In The 3rd Degree, Murray Hogarth emphasises “solutions not retribution”. He points out that substantial climate change is already inevitable: the average temperature of the Earth’s atmosphere will rise by 2C this century because of greenhouse gas emissions in the past. Nothing can stop it.
The effects of a 2C rise will be bad - extreme weather, floods, droughts, crop failures, water shortages, extinctions. But a 3C rise would worsen these effects catastrophically. “Between 2 degrees and 3 degrees is where humanity has to make our stand”.
Hogarth, formerly a journalist, has worked since 1999 as a corporate adviser on environmental issues. His book serves as a primer on the basic science and terminology, as a potted history of events to date, and as a lively discussion of measures available to meet the crisis.
Hogarth believes that “everything has to be on the table” - including nuclear energy. An unapologetic supporter of free enterprise, he places his faith in “creative market solutions”. There are “well-deserved fortunes to be made”.
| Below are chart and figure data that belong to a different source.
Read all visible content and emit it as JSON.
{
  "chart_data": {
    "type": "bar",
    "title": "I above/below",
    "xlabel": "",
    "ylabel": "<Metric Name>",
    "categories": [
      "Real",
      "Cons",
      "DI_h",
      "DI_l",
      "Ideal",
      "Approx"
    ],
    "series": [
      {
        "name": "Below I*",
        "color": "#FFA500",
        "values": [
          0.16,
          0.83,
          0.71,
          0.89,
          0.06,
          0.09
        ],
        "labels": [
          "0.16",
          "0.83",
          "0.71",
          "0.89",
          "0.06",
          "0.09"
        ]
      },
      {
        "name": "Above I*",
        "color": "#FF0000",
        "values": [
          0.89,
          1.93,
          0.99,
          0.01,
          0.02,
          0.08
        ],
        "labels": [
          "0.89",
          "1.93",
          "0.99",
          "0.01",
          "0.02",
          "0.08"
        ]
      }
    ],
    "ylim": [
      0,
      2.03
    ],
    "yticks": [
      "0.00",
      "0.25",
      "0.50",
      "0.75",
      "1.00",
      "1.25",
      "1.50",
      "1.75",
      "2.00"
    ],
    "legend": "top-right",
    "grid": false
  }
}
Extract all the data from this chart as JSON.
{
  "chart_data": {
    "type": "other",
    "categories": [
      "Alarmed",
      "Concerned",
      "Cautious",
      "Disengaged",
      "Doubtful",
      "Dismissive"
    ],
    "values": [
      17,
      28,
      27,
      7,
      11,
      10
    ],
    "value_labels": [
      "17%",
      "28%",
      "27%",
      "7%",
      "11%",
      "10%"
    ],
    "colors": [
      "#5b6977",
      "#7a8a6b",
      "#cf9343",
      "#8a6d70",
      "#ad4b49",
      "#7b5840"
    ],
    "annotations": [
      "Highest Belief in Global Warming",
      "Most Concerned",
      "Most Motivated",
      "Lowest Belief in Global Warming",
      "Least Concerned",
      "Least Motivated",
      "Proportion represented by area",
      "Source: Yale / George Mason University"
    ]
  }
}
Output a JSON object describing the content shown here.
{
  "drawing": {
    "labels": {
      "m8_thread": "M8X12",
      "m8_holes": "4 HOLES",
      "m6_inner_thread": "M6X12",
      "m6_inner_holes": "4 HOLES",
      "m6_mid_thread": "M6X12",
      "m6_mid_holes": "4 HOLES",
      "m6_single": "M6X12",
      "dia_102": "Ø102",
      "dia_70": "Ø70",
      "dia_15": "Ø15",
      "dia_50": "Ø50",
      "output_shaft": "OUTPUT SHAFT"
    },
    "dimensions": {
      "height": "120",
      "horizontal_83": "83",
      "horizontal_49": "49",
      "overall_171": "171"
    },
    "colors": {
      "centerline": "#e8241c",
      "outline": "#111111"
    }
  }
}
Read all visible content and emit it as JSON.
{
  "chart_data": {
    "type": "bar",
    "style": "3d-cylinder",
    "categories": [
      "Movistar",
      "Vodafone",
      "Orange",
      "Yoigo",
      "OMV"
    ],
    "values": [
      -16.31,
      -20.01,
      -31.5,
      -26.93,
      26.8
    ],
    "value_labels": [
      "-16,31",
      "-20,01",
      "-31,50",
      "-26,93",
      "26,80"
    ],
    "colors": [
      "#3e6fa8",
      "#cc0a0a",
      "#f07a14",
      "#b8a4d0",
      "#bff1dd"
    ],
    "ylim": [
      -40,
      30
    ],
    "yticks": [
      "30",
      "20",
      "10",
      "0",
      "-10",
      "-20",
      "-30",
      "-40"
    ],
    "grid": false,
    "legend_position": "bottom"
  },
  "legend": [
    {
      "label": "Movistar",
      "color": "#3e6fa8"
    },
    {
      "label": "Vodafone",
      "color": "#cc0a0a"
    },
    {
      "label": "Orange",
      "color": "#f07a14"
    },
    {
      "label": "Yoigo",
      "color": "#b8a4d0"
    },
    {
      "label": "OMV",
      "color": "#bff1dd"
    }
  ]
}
But serious government intervention will also be necessary, and Hogarth contends that this will come soon. Although we’re starting ten years too late and our current policies “aren’t even remotely close”, Hogarth is confident that Australia will rise to the challenge, as will the rest of the world.
Pray he’s right. After reading Clive Hamilton’s Scorcher, it’s hard to be anything but pessimistic.
Australia’s record on climate change is atrocious. We are the world’s worst nation in terms of greenhouse gas emissions per capita, and top-ten in absolute terms. We’re also the world’s biggest coal exporter, thus directly facilitating a large portion of other nations’ emissions. We weaseled ourselves a very cushy deal at Kyoto in 1997, and then reneged on ratification of the protocol.
Worst of all, argues Hamilton, we’ve deliberately attempted to sabotage the ongoing Kyoto process, to prevent other countries from reducing their own emissions. We’ve been “inside the tent pissing in”.
Citing copiously from public and private documents, and many interviews, Hamilton builds a powerful case. He is fearless in naming and shaming the powerbrokers in Australia’s fossil-fuel industry - corporations, executives, lobby groups, think-tanks, key diplomats and bureaucrats. He also identifies their public stooges - PR flaks, compromised scientists, right-wing columnists and shock-jocks. I hope Hamilton and Black Inc. have good defamation lawyers.
Hamilton also chides certain less obvious culprits: green groups with misplaced priorities; cynical and ignorant mainstream journalists; some prominent Labor politicians, state and federal. The general public, too, although broadly sympathetic to the need for action, has been lazy and myopic.